Die Ehe stand also unter keinem guten Stern. Sie währte ohnehin nur vier Jahre. In dieser Zeit brachte Sophie drei Kinder zur Welt: Adolf Friedrich, Johann Albrecht und Anna Sophia. Sie sei, wie sie selbst schreibt, "wenig auf Rosen gegangen". Aus Verzweiflung über den Tod seines Oheims Christoph nahm sich Herzog Johann VII. 1592 das Leben und hinterließ seiner jungen Witwe eine schwere Verantwortung für die Führung des Herzogtums und für ihre Familie: "Schwäche der Regierung, Ärmlichkeit der Zeit, Ränkesucht und Eigennutz vieler Beamten und andere Vorläufer des unglückseligen dreißigjährigen Krieges beschäftigten sie neben der Sorge für ihre Kinder dermaßen, daß sie fast in einem beständigen Kampfe lebte."

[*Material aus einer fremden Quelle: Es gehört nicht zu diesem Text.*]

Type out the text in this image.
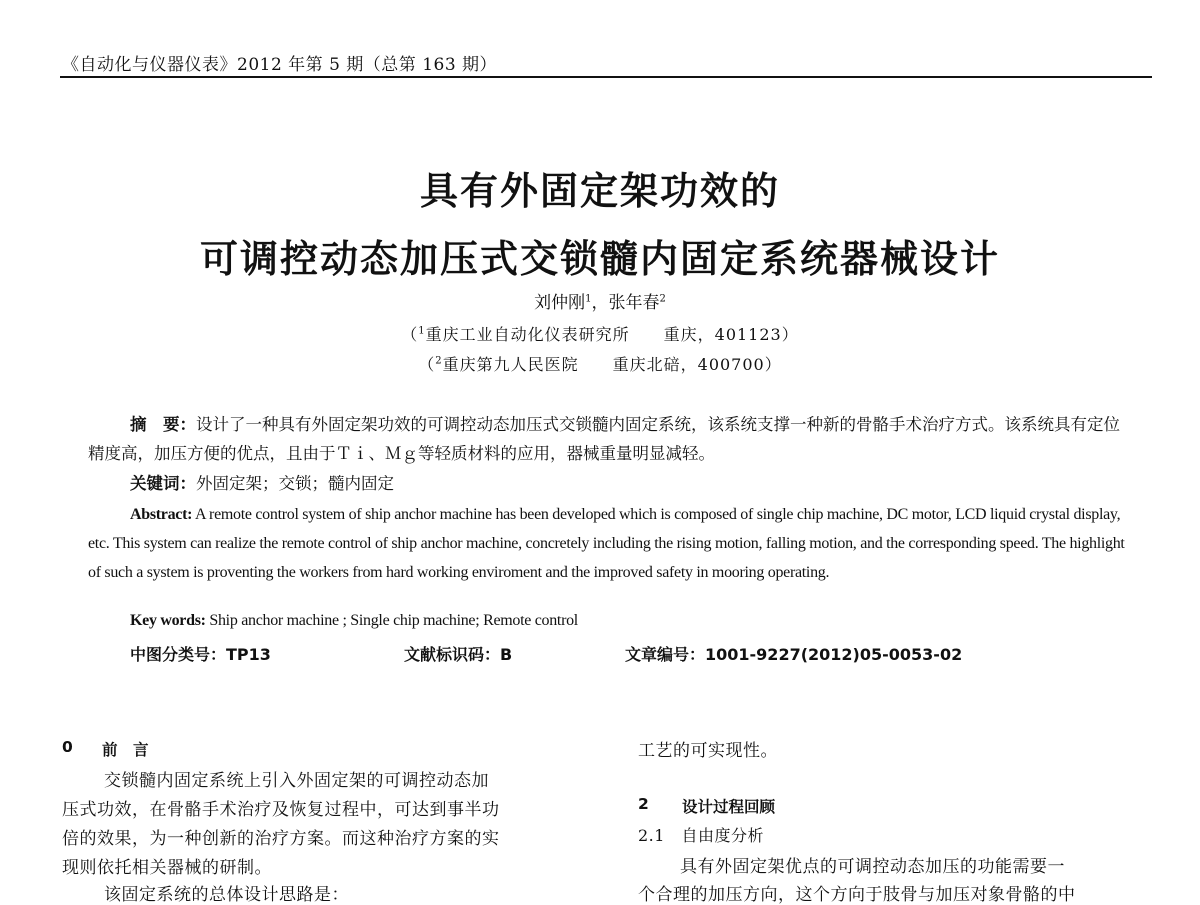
《自动化与仪器仪表》2012 年第 5 期（总第 163 期）
具有外固定架功效的
可调控动态加压式交锁髓内固定系统器械设计
刘仲刚$^1$，张年春$^2$
（$^1$重庆工业自动化仪表研究所　　重庆，401123）
（$^2$重庆第九人民医院　　重庆北碚，400700）
摘　要：设计了一种具有外固定架功效的可调控动态加压式交锁髓内固定系统，该系统支撑一种新的骨骼手术治疗方式。该系统具有定位精度高，加压方便的优点，且由于Ｔｉ、Ｍｇ等轻质材料的应用，器械重量明显减轻。
关键词：外固定架；交锁；髓内固定
Abstract: A remote control system of ship anchor machine has been developed which is composed of single chip machine, DC motor, LCD liquid crystal display, etc. This system can realize the remote control of ship anchor machine, concretely including the rising motion, falling motion, and the corresponding speed. The highlight of such a system is proventing the workers from hard working enviroment and the improved safety in mooring operating.
Key words: Ship anchor machine ; Single chip machine; Remote control
中图分类号：TP13	文献标识码：B	文章编号：1001-9227(2012)05-0053-02
0 前　言
交锁髓内固定系统上引入外固定架的可调控动态加
压式功效，在骨骼手术治疗及恢复过程中，可达到事半功
倍的效果，为一种创新的治疗方案。而这种治疗方案的实
现则依托相关器械的研制。
该固定系统的总体设计思路是：
工艺的可实现性。
2 设计过程回顾
2.1　自由度分析
具有外固定架优点的可调控动态加压的功能需要一
个合理的加压方向，这个方向于肢骨与加压对象骨骼的中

Sie kümmerte sich um die Ausbildung der Söhne an der Universität Leipzig und die Erziehung der Tochter am Witwensitz in Lübz. Nach dem Tode von Herzog Ulrich 1603, der vorübergehend für Johann VII. die Regentschaft übernommen hatte, fiel Sophie von Mecklenburg-Schwerin die Aufgabe zu, zeitweise das kleine, heruntergekommene Land zu führen. Dabei zeigte sie Weitsicht, Gradlinigkeit, Standfestigkeit und Tatkraft und schritt gegen Missstände in der Verwaltung ein. Die Geschichtsschreibung des 19. Jahrhunderts bescheinigt ihr denn auch, sie sei "ueberall thätig und umsichtig, immer zum Besten rathend, tröstend und heilend, in jeder Lage beharrlich, Hülfe bringend und dabei ächt weiblich und im höchsten Grade häuslich, oft die Stütze des wankenden Hauses".

Bemerkenswert war ihr soziales Engagement. Sie errichtete in Lübz ein Stift, in dem adelige wie bürgerliche Witwen Aufnahme fanden. Ferner initiierte sie den Bau eines Waisenheims, eines Armenhauses und einer neuen Schule. Es entbehrt nicht einer gewissen Tragik, dass sich die heranwachsenden Söhne zunehmend von ihrer Mutter abwandten. Ihnen war in verleumderischer Weise suggeriert worden, das ganze Elend im Lande sei auf Fehlentscheidungen von Herzogin Sophie zurückzuführen, und sie sahen ihr Erbe dahinschwinden.

Sophie von Mecklenburg-Schwerin starb nach langer Krankheit am 14. November 1634 65-jährig in ihrer Heimstatt in Lübz und wurde in der Stadtkirche beigesetzt.